Климент вложил перо в чернильницу и прислушался. Кто-то тяжело поднимался по лестнице. Он развернул кресло к двери и стал ждать. Появление Дометы не удивило его. Странная, непонятная тревога была написана на его лице. Климент заметил ее еще тогда, когда Домета вернулся из Плиски, и надеялся все узнать в первом же разговоре, однако княжеский человек не захотел поделиться тайной. Сейчас, видимо, он не выдержал ее тяжести. Климент встал. Домета поцеловал ему руку и, бросив взгляд на заваленный книгами стол, сказал:
— Если помешал, я приду в другой раз, владыка...
— Сядь, сядь, брат мой во Христе. — Подождав, пока он сядет на широкую тахту с разноцветными подушками. Климент продолжал: — И меня не покидает мысль о нашем брате духовном Борисе-Михаиле, ведь он, как и мой первый учитель Мефодий, сменил меч на крест, светскую славу — на службу престолу всевышнего, дом свой — на дом божьего братства. Достойный пример показал народу и своим сыновьям.

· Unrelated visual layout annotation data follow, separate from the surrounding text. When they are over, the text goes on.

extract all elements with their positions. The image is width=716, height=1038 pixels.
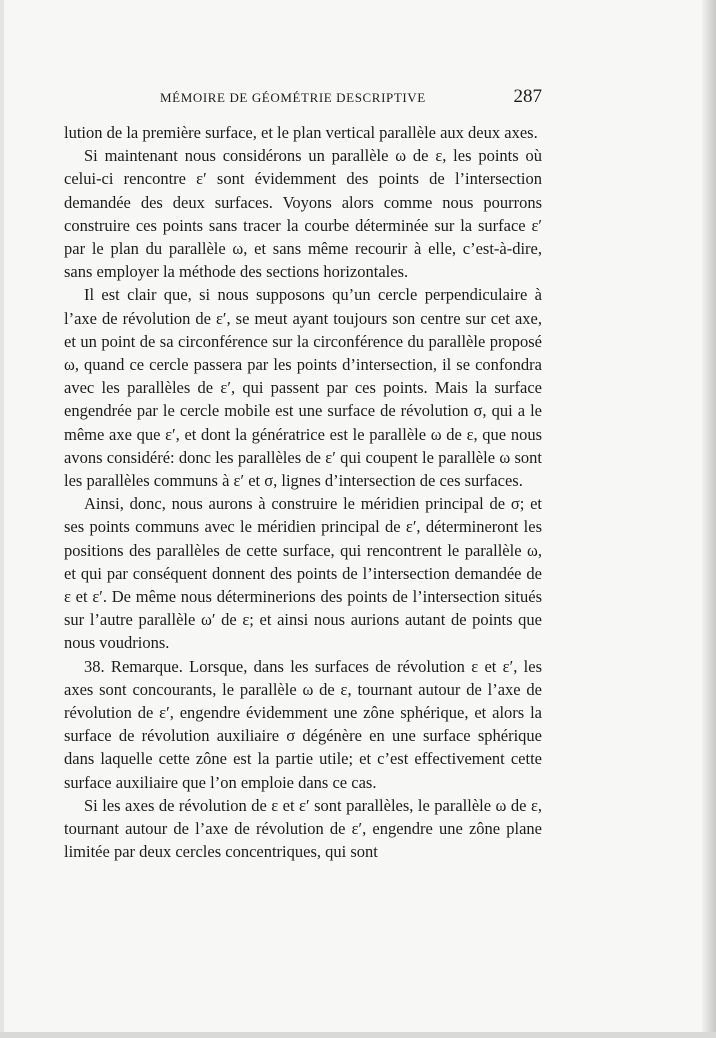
paragraph-meridian-construction: Ainsi, donc, nous aurons à construire le méridien principal de σ; et ses points communs avec le méridien principal de ε′, détermineront les positions des parallèles de cette surface, qui rencontrent le parallèle ω, et qui par conséquent donnent des points de l’intersection demandée de ε et ε′. De même nous déterminerions des points de l’intersection situés sur l’autre parallèle ω′ de ε; et ainsi nous aurions autant de points que nous voudrions.	[64, 494, 542, 653]
page-number: 287	[513, 86, 542, 107]
page-header	[160, 86, 542, 108]
paragraph-remark-38: 38. Remarque. Lorsque, dans les surfaces de révolution ε et ε′, les axes sont concourants, le parallèle ω de ε, tournant autour de l’axe de révolution de ε′, engendre évidemment une zône sphérique, et alors la surface de révolution auxiliaire σ dégénère en une surface sphérique dans laquelle cette zône est la partie utile; et c’est effectivement cette surface auxiliaire que l’on emploie dans ce cas.	[64, 656, 542, 792]
paragraph-moving-circle: Il est clair que, si nous supposons qu’un cercle perpendiculaire à l’axe de révolution de ε′, se meut ayant toujours son centre sur cet axe, et un point de sa circonférence sur la circonférence du parallèle proposé ω, quand ce cercle passera par les points d’intersection, il se confondra avec les parallèles de ε′, qui passent par ces points. Mais la surface engendrée par le cercle mobile est une surface de révolution σ, qui a le même axe que ε′, et dont la génératrice est le parallèle ω de ε, que nous avons considéré: donc les parallèles de ε′ qui coupent le parallèle ω sont les parallèles communs à ε′ et σ, lignes d’intersection de ces surfaces.	[64, 285, 542, 491]
running-title: MÉMOIRE DE GÉOMÉTRIE DESCRIPTIVE	[160, 90, 426, 105]
body-text	[64, 121, 542, 864]
paragraph-parallel-intersection: Si maintenant nous considérons un parallèle ω de ε, les points où celui-ci rencontre ε′ sont évidemment des points de l’intersection demandée des deux surfaces. Voyons alors comme nous pourrons construire ces points sans tracer la courbe déterminée sur la surface ε′ par le plan du parallèle ω, et sans même recourir à elle, c’est-à-dire, sans employer la méthode des sections horizontales.	[64, 146, 542, 282]
paragraph-continuation: lution de la première surface, et le plan vertical parallèle aux deux axes.	[64, 123, 538, 142]
paragraph-parallel-axes: Si les axes de révolution de ε et ε′ sont parallèles, le parallèle ω de ε, tournant autour de l’axe de révolution de ε′, engendre une zône plane limitée par deux cercles concentriques, qui sont	[64, 795, 542, 862]
page-bottom-edge	[0, 1032, 716, 1038]
page-left-edge	[0, 0, 4, 1038]
page-right-edge-shadow	[702, 0, 716, 1038]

— Боюсь, владыка, сыновья не смогут оценить этого великого примера.
— Почему?
— Владимир меня тревожит...
— Что он сделал, духовный брат?
— На следующий же день пожелал, чтобы его называли Расате... Хан Расате. И чтобы только в хрисовул вписывалось его христианское имя. Не нравится ему путь отца, владыка... Его отношение к нам, славянам, проявилось еще до того, как он распустил нас по своим землям. Я попросил разрешения вырубить часть леса, подаренного мне его отцом, для постройки новой церкви близ Белого озера, но он ничего не ответил, и я почувствовал: ему неприятно мое усердие в церковных делах. Так я и ушел, владыка. Задумаешься — тяжело становится на сердце, а не думать не могу. Говорю тебе, тревожит он меня.
— Поживем — увидим, — ответил Климент. — Не стоит торопиться с укорами, можно ошибиться... Я пережил тяжелые дни из-за измен, и то, о чем ты сейчас рассказываешь, не самое страшное. Самое страшное обрушилось на вас в Моравии: суд, преследования, убийства... А что ему больше нравится первое имя, а не второе, — это его дело. Пусть сам решает. Худо будет, если оправдаются твои догадки о его отношении к церкви. Однако, насколько мне известно, Борис-Михаил не до конца развязал руки своему преемнику. Прежнего кавхана, Петра, оставил ему в помощь...
— Да, кавхан Петр остался, так повелел Борис-Михаил, но, по-моему, ему будет нелегко под верховной властью хана Расате.
— Покуда жив отец, я не боюсь за дело народное и церковное. Будем молить бога о продлении его дней. И Борис-Михаил не оставит в плохих руках дело, за которое обагрил свой меч кровью... Нас ждет много работы, и давай подумаем о церкви. Лес найдем в другом месте, были бы только мир и понимание между людьми.
— Именно в этом-то я и не уверен, владыка.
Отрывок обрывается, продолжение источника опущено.